Missiles which included tin cans, stones, bottles and water bombs rained down on the pitch. The Ivorian players cowered in the centre circle with match officials protected by security forces. It took the use of tear gas to quell the trouble that lasted over 40 minutes before both teams and officials were safely escorted to the dresssing rooms. Eye witness account has it that about 300 visiting Ivorien fans were also protected in the midddle of the pitch as irate fans were evacuated.
The report is out already about Senegal’s ban from participating in the next African Cup of Nations as a result of the local FA’s inability to control fans. What remains unclear however is the lenght of the ban as the result over the two legs already nullifies Senegal’s ambitions for the next tournament. This unfortunate incident in a disgrace to African football and a return to soccer hooliganism in Senegal’s football. In the late 70s, notorious fans of POLICE FC of Senegal engaged in pitch invasions and riots whenever the team lost African continental club games at home. Clubs like Egypt’s Al Ahly, Nigeria’s Enugu Rangers International among others had their players suffering deep gashes and broken bones after attacks by Police of Senegal fans.
Senegalese Manager, Ferdinand Coly has expressed his regrets about the ugly incidents and expressed that Senegal will accept any following sanctions. A statement from Senegal’s sports minister, El Hadji Malick Gakou states that around 10 people suffered minor injuries including himself. That is clearly an understatement as hundreds choked from tear gas and scores of fans injured in the stampede that followed. Time has come for Senegal to learn lessons and clean up the game along with the rest of the world. CAF says that its decision to ban Senegal is in accordance with the provision of article 16 paragraph 20 of their regulations of the competion, which states:
“If the referee is forced to stop the match before the end of the regulation time because of invasion of the field or aggression against the visiting team, the host team shall be considered loser and shall be eliminated from the competition, without prejudice to the sanctions existing in the regulations.”

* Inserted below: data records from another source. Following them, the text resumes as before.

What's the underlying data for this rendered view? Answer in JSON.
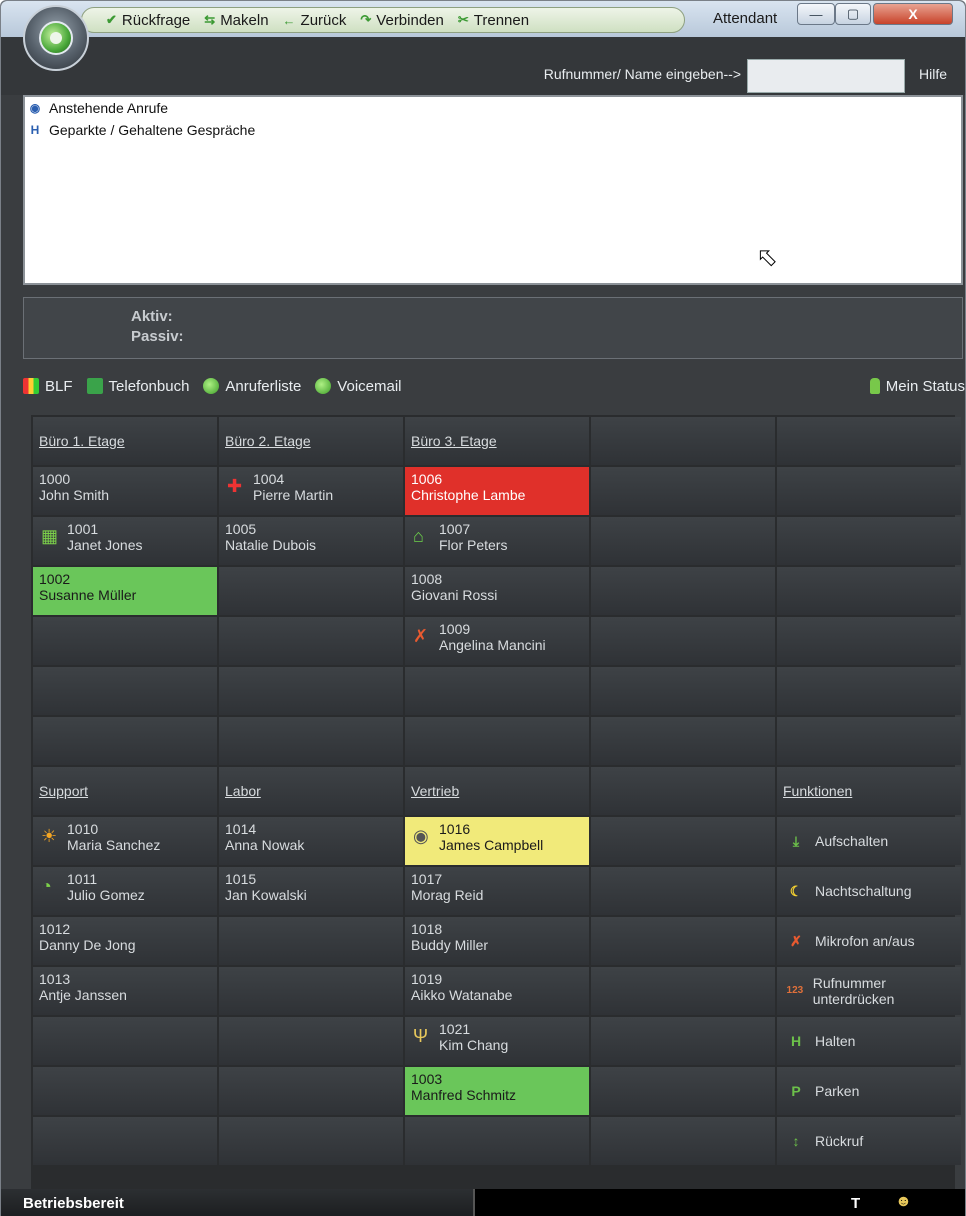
{
  "window": {
    "title": "Attendant",
    "minimize": "—",
    "maximize": "▢",
    "close": "X"
  },
  "toolbar": {
    "items": [
      {
        "label": "Rückfrage",
        "icon": "✔"
      },
      {
        "label": "Makeln",
        "icon": "⇆"
      },
      {
        "label": "Zurück",
        "icon": "←"
      },
      {
        "label": "Verbinden",
        "icon": "↷"
      },
      {
        "label": "Trennen",
        "icon": "✂"
      }
    ]
  },
  "search": {
    "label": "Rufnummer/ Name eingeben-->",
    "value": "",
    "placeholder": "",
    "help": "Hilfe"
  },
  "calls": {
    "items": [
      {
        "label": "Anstehende Anrufe",
        "icon": "◉"
      },
      {
        "label": "Geparkte / Gehaltene Gespräche",
        "icon": "H"
      }
    ]
  },
  "status": {
    "active": "Aktiv:",
    "passive": "Passiv:"
  },
  "tabs": {
    "blf": "BLF",
    "phonebook": "Telefonbuch",
    "calllist": "Anruferliste",
    "voicemail": "Voicemail",
    "mystatus": "Mein Status"
  },
  "groups": {
    "g1": "Büro 1. Etage",
    "g2": "Büro 2. Etage",
    "g3": "Büro 3. Etage",
    "g4": "Support",
    "g5": "Labor",
    "g6": "Vertrieb",
    "g7": "Funktionen"
  },
  "ext": {
    "e1000": {
      "num": "1000",
      "name": "John Smith"
    },
    "e1001": {
      "num": "1001",
      "name": "Janet Jones",
      "icon": "▦"
    },
    "e1002": {
      "num": "1002",
      "name": "Susanne Müller"
    },
    "e1004": {
      "num": "1004",
      "name": "Pierre Martin",
      "icon": "✚"
    },
    "e1005": {
      "num": "1005",
      "name": "Natalie Dubois"
    },
    "e1006": {
      "num": "1006",
      "name": "Christophe Lambe"
    },
    "e1007": {
      "num": "1007",
      "name": "Flor Peters",
      "icon": "⌂"
    },
    "e1008": {
      "num": "1008",
      "name": "Giovani Rossi"
    },
    "e1009": {
      "num": "1009",
      "name": "Angelina Mancini",
      "icon": "✗"
    },
    "e1010": {
      "num": "1010",
      "name": "Maria Sanchez",
      "icon": "☀"
    },
    "e1011": {
      "num": "1011",
      "name": "Julio Gomez",
      "icon": "◔"
    },
    "e1012": {
      "num": "1012",
      "name": "Danny De Jong"
    },
    "e1013": {
      "num": "1013",
      "name": "Antje Janssen"
    },
    "e1014": {
      "num": "1014",
      "name": "Anna Nowak"
    },
    "e1015": {
      "num": "1015",
      "name": "Jan Kowalski"
    },
    "e1016": {
      "num": "1016",
      "name": "James Campbell",
      "icon": "◉"
    },
    "e1017": {
      "num": "1017",
      "name": "Morag Reid"
    },
    "e1018": {
      "num": "1018",
      "name": "Buddy Miller"
    },
    "e1019": {
      "num": "1019",
      "name": "Aikko Watanabe"
    },
    "e1021": {
      "num": "1021",
      "name": "Kim Chang",
      "icon": "Ψ"
    },
    "e1003": {
      "num": "1003",
      "name": "Manfred Schmitz"
    }
  },
  "functions": [
    {
      "label": "Aufschalten",
      "icon": "⤓"
    },
    {
      "label": "Nachtschaltung",
      "icon": "☾"
    },
    {
      "label": "Mikrofon an/aus",
      "icon": "✗"
    },
    {
      "label": "Rufnummer unterdrücken",
      "icon": "123"
    },
    {
      "label": "Halten",
      "icon": "H"
    },
    {
      "label": "Parken",
      "icon": "P"
    },
    {
      "label": "Rückruf",
      "icon": "↕"
    }
  ],
  "statusbar": {
    "left": "Betriebsbereit",
    "t": "T",
    "users_icon": "☻"
  },
  "colors": {
    "busy": "#e0302a",
    "free": "#6ac65a",
    "ringing": "#f1ea7a"
  }
}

The Final Ball insists that the disqualification of Senegal from the 2103 African Cup Of Nations on its own will not serve as a sufficient sanction for bringing the game to disrepute in the form of hooliganism. As a deterrent to other African football associations, a lenghty ban may be required to battle football ills such as this.
However, Senegal Football Federation president, Augustine Senghor descibed the incident as a sabotage that was carefully planned and executed by those who wanted to destroy the nation’s football and bring discredit to the governing body. He stated that individual ordered match tickets to distribute to ruffians purposely to disrupt the return leg encounter between Senegal and Ivory Coast.
In his very own words, “We strongly believe it was an act of sabotage set up by an individual or group of persons to distabilise Senegal’s football. Someone ordered many tickets for hooligans to disrupt the meeting at the stadium. They want to soil the reputation of our football. They want our home ground to be suspended by CAF. They were simply wishing us failure so that they can criticise us before the fans and the entire nation.”
The Final Ball also understands that accusing fingers point former Senegalese captain, El Hadji Diouf as the individual who procured bulk tickets for that game. On Monday after the incident, former Liverpool winger Diouf declared that the Senegalese football association had impounded the 1000 tickets he had ordered with the honest intention to distribute to his fans for the game. He has denied any involvement in the violence and urged the government to dismiss all the members of the association and appoint a new group that will overhaul football in Senegal.
The fact remains that FIFA will not entertain government involvement in association football and a player of Diouf’s status show have known this. His plea for the government to intervene beggars belief and questions his true intentions. Whatever happens, African football has been dented and shamed by the violence in Senegal and the inquest has to gather gear. The world of football awaits CAF’s ultimate verdict on this one as the global war to stamp out football violence and hooliganism rages on.